Auf Areal einer alten Aachener Tuchfabrik ist ein Wohnquartier geplant

Tuchfabrik Charlottenstraße : Ein Wettbewerbssieger ist gefunden

Auf dem Gelände der ehemaligen Tuchfabrik Aachen an der Charlottenstraße soll ein neues „lebendiges Innenstadtquartier“ entstehen. So schwebt es der Aachener Immobilien Gesellschaft des Investors Gerd Sauren vor, die jetzt das Ergebnis eines von ihr ausgelobten Realisierungswettbewerbs bekanntgegeben hat.

Damit hat ein vor gut einem Jahr eingeleitetes Verfahren zur städtebaulichen Entwicklung dieses Blockinnenbereichs im Eck von Charlotten- und Sophienstraße seinen vorläufigen Abschluss gefunden. Mehrere Architektenbüros waren aufgefordert, ihre Entwürfe für eine viertelverträgliche Bebauung und „maßvolle Nachverdichtung“ des insgesamt rund 34.000 Quadratmeter großen Areals einzureichen und zugleich die Vorgaben der Denkmalschützer zu beachten.
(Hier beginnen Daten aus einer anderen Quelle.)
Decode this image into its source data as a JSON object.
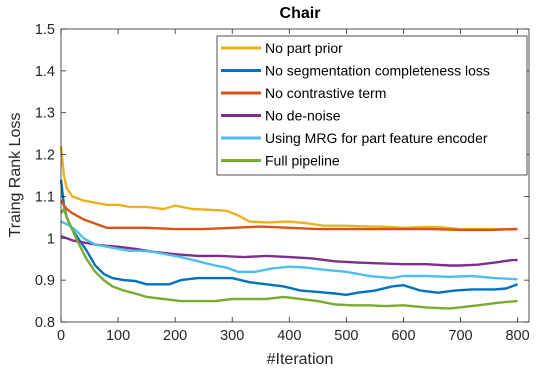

Insbesondere muss der denkmalgeschützte Wasserturm erhalten werden, der einst vom RWTH-Professor und Talsperren-Spezialist Otto Intze entworfen wurde und das Gelände bis heute wie ein Wahrzeichen prägt.

Das Kölner Büro Astoc ist dieser Vorgabe aus Sicht der Wettbewerbsjury unter Vorsitz von Professor Karl-Heinz Petzinka in besonderer Weise gerecht geworden. Der Kölner Entwurf, in dem der Wasserturm in Gänze erhalten wird und weitere Fassadenteile der ehemaligen Tuchfabrik in die geplanten Neubauten integriert werden, wurde von der Jury einstimmig mit dem ersten Preis ausgezeichnet und zur Realisierung empfohlen. Der zweite Preis ging an die hks architekten GmbH in Aachen, der dritte Preis an das Berliner Architektenbüro Weinmiller.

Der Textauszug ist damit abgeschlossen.